Production and dynamics of positrons in ultrahigh intensity laser-foil interactions

TL;DR

This paper investigates electron-positron pair production in ultrahigh intensity laser-foil interactions, revealing quantum-electrodynamical cascading and standing wave effects at intensities above 10^{24} W/cm^2, supported by simulations.

Contribution

It introduces a model for pair production dynamics near magnetic nodes in laser-foil interactions at extreme intensities, validated by 3D PIC-MC simulations.

Findings

Electron-positron plasma is generated via QED cascading.

Standing wave patterns influence pair density distribution.

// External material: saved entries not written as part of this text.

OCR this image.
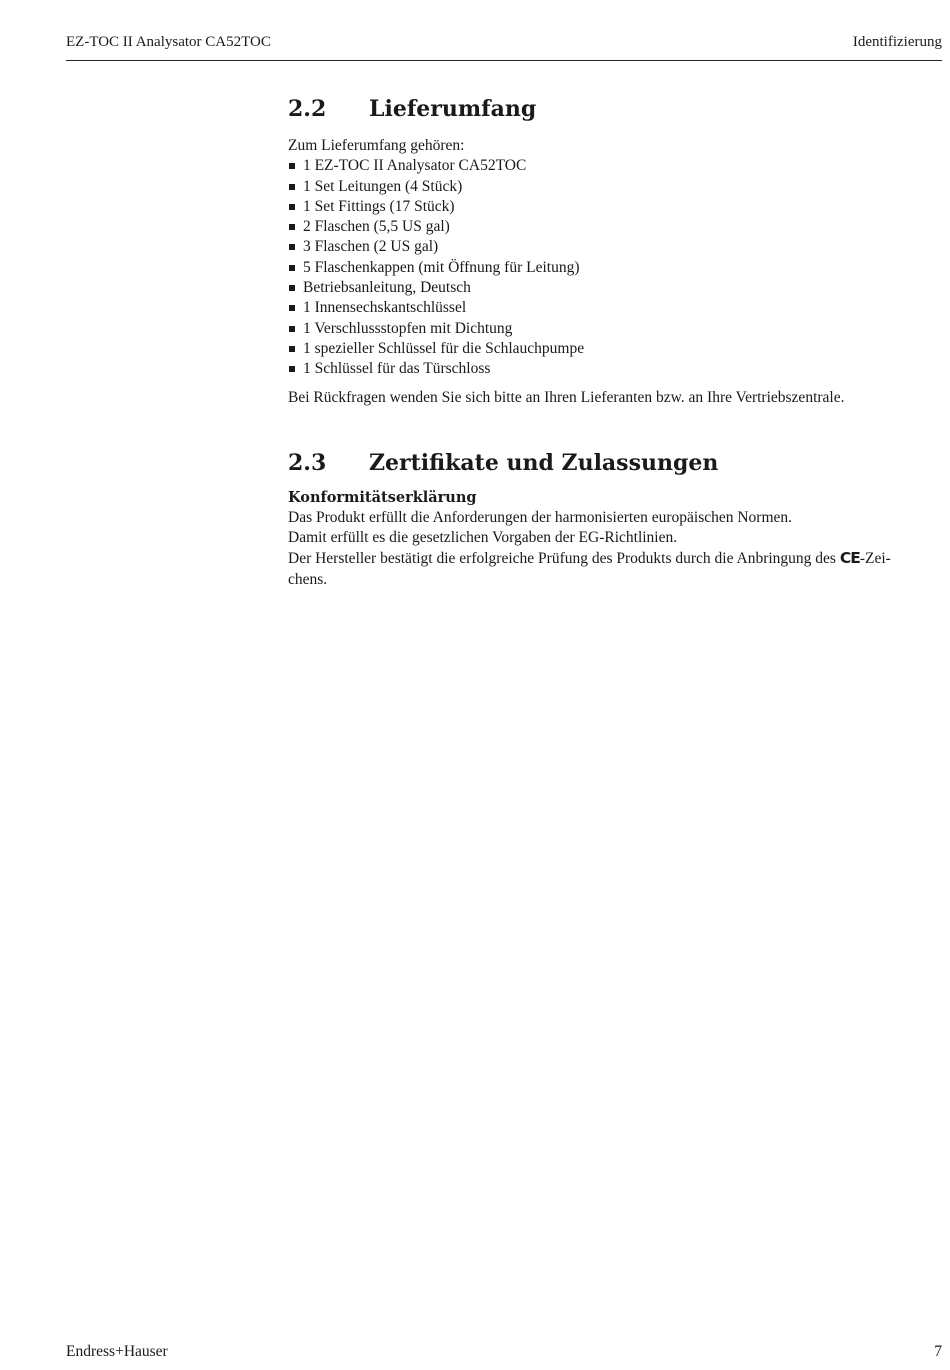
EZ-TOC II Analysator CA52TOC	Identifizierung
2.2	Lieferumfang

Zum Lieferumfang gehören:

1 EZ-TOC II Analysator CA52TOC
1 Set Leitungen (4 Stück)
1 Set Fittings (17 Stück)
2 Flaschen (5,5 US gal)
3 Flaschen (2 US gal)
5 Flaschenkappen (mit Öffnung für Leitung)
Betriebsanleitung, Deutsch
1 Innensechskantschlüssel
1 Verschlussstopfen mit Dichtung
1 spezieller Schlüssel für die Schlauchpumpe
1 Schlüssel für das Türschloss

Bei Rückfragen wenden Sie sich bitte an Ihren Lieferanten bzw. an Ihre Vertriebszentrale.

2.3	Zertifikate und Zulassungen
Konformitätserklärung

Das Produkt erfüllt die Anforderungen der harmonisierten europäischen Normen.

Damit erfüllt es die gesetzlichen Vorgaben der EG-Richtlinien.

Der Hersteller bestätigt die erfolgreiche Prüfung des Produkts durch die Anbringung des CE-Zei-

chens.

Endress+Hauser	7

Model predictions align with simulation results.

Abstract

The electron-positron pair production accompanying interaction of a circularly polarized laser pulse with a foil is studied for laser intensities higher than $10^{24}$W cm$^{-2}$. The laser energy penetrates into the foil due to the effect of the relativistic hole-boring. It is demonstrated that the electron-positron plasma is produced as a result of quantum-electrodynamical cascading in the field of the incident and reflected laser light in front of the foil. The incident and reflected laser light makes up the circularly polarized standing wave in the reference frame of the hole-boring front and the pair density peaks near the nodes and antinodes of the wave. A model based on the particle dynamics with radiation reaction effect near the magnetic nodes is developed. The model predictions are verified by 3D PIC-MC simulations.